L’ambassadeur d’Angleterre, Sir Henry Wallop, relate au roi Henri VIII sa visite à Fontainebleau le 17 novembre 1540, effectuée sous la conduite de François Ier. L’auteur souligne dans son récit le caractère privé que peuvent avoir les galeries et la surprise que constitue celle de François Ier pour les hommes de l’époque. Ce texte met aussi en évidence la diffusion de la Renaissance artistique par les voyages d’une élite cultivée (ici l’ambassadeur d’Henry VIII) ou d’artistes (Nicolas Belin de Modène). Enfin il révèle le goût pour l’antique par le biais d’œuvres qui s’en inspirent ou par la réappropriation de certains aspects de la culture romaine tels que les bains.
[…] nous entrâmes dans sa chambre à coucher qui, je l’assure à Votre Majesté, est très singulière, tant par des bordures antiques [réalisées d’étoffes], que par un plafond précieux et une cheminée très bien faite. [… le] roi de France me demanda de monter sur un banc pour sentir ladite matière et étoffe […]. Lui, en bon et gracieux prince, m’aida en me poussant en avant de la main […] ; et de même pour ma descente, il m’épaula à nouveau et, de là, me conduisit dans sa galerie dont il gardait la clef sur lui comme le fait Votre Majesté ; je le lui signalai, ce dont il prit plaisir. Et ayant bien regardé ladite galerie (1), je la trouvai la plus magnifique que j’aie jamais vue ; quant à sa longueur et largeur, personne ne peut mieux le dire que Modon (2), qui a travaillé là dès le début, alors qu’elle n’était pas dans la perfection où elle est maintenant. Le plafond au-dessus est constitué de bois de noyer, et d’une autre forme que celle à laquelle Votre Majesté est accoutumée ; il est ouvragé avec des bois de diverses couleurs, comme je l’ai rapporté plus tôt à Votre Majesté, et est partiellement doré ; le sol de la galerie est en bois, étant ouvragé dans la même manière ; ladite galerie est fermée tout autour, et finement ouvragée dans les trois de ses parties ; la quatrième partie est entièrement composée d’antiques de cette estoffe que ledit Modon fait pour les cheminées de Votre Majesté ; et entre chaque fenêtre se tiennent de grands personnages entiers à l’antique, et dans divers endroits de la galerie sont installés beaucoup de beaux tableaux d’histoire très finement travaillés, comme Lucrèce (3) et autres, ce dont ledit Modon pourra beaucoup mieux expliquer toutes les perfections à Votre Majesté que moi. Et dans la galerie à Saint-James la même chose pourrait faire bon effet, car elle est à la fois plus haute et plus large.
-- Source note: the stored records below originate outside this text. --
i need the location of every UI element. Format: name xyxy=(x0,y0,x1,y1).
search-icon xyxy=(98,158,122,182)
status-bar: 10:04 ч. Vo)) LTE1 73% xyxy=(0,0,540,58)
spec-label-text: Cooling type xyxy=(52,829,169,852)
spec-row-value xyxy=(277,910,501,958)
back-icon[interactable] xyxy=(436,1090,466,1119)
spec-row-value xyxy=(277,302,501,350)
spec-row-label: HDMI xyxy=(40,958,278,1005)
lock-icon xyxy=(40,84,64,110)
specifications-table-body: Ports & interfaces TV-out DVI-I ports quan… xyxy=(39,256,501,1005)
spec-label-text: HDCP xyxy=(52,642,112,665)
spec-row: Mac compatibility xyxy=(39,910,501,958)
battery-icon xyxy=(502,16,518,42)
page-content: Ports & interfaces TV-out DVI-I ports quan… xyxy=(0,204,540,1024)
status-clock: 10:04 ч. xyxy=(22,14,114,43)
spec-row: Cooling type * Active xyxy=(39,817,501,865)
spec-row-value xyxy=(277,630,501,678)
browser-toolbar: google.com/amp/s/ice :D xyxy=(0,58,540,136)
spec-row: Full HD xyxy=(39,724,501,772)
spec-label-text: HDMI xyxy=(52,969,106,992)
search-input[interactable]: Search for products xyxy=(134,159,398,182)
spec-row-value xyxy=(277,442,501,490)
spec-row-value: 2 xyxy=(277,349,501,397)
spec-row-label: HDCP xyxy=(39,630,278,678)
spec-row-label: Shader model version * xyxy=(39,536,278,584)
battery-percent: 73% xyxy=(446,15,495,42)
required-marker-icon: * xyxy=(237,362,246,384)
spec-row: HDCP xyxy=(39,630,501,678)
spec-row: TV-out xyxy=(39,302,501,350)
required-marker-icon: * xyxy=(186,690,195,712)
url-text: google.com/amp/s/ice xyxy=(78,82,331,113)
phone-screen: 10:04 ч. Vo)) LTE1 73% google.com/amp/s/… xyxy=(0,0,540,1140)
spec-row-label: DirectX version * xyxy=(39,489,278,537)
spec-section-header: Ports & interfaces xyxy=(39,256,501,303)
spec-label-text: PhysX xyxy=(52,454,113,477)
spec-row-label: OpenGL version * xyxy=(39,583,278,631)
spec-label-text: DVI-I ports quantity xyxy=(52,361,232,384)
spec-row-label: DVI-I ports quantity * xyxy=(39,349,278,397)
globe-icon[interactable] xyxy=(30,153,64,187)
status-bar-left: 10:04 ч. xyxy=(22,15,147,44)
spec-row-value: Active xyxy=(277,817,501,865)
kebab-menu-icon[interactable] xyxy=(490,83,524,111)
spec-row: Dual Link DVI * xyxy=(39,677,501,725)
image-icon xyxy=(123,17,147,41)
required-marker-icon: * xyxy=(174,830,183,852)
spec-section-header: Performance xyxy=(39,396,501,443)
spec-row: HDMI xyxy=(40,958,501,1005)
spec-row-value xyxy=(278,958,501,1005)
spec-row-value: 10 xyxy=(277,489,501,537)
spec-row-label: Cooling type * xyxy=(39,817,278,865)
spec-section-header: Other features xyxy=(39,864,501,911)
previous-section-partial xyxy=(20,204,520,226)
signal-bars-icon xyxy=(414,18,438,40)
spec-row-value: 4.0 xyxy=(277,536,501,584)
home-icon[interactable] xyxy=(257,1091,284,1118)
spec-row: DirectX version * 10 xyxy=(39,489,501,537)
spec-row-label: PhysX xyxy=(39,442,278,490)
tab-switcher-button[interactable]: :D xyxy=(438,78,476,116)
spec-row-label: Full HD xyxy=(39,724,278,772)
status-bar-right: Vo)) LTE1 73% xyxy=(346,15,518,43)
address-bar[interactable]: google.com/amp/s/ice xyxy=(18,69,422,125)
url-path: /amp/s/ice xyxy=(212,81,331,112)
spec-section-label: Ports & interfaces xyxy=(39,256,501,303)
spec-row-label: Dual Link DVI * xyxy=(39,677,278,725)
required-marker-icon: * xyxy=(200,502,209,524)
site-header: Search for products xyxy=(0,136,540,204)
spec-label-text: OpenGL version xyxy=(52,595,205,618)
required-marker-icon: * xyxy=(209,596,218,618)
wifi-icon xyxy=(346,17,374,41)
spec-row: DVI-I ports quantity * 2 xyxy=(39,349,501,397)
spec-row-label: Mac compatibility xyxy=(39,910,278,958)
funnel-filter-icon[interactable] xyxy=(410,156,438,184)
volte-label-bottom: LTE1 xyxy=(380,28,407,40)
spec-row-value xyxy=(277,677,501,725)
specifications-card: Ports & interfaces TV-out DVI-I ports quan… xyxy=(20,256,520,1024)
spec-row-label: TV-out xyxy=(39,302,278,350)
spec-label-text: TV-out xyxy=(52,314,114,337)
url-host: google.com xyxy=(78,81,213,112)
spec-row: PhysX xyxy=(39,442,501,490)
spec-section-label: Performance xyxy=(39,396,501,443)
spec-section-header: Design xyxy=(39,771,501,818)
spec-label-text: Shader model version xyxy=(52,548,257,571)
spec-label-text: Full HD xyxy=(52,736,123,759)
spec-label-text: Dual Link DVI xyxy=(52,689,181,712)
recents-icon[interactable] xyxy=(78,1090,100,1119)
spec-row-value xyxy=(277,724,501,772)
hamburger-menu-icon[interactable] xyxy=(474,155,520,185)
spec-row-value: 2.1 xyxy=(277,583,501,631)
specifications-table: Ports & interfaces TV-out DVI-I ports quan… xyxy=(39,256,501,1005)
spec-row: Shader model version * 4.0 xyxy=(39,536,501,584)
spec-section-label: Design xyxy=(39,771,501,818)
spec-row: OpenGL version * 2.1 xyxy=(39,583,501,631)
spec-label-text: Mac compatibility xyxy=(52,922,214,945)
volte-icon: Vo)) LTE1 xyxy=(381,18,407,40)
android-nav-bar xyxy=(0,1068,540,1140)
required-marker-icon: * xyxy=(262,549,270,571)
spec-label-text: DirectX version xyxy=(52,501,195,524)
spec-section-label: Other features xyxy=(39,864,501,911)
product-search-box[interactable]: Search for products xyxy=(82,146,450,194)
Si votre plaisir est d’avoir le dessein de celle d’ici, je sais très bien que le roi de France me le donnera volontiers.
De là il me conduisit à son logis sous ladite galerie, aussi bien pour le voir que pour examiner les bains et étuves (4) ; nous trouvâmes Madame d’Etampes et Madame Dowbeney (5) dans une chambre à côté, où il y avait deux lits : et dans mon opinion, on les rencontre plus souvent dans lesdits bains que couchées auprès de leurs maris. […] Et de là, le roi me conduisit aux dits bains, qui étaient chauds et fumaient tellement, comme s’il y avait du brouillard, que le roi me précéda pour me guider. Après il entra dans l’étuve, qui est aussi bien conçue pour ce besoin qu’il est possible ; le bain est fait comme une piscine fermée par une barrière qui laisse seulement le passage à une personne pour entrer de côté, où je pense qu’ils étaient ce matin.
Le roi de France, retournant par lesdites chambres, se rendit tout droit à la messe […].
Sir Henry Wallop, Courrier diplomatique au roi Henri VIII, 17 novembre 1540. Extrait de Solnon Jean-François (sous la direction de), Sources d’histoire de la France Moderne, Larousse, 1994, pp. 126-127.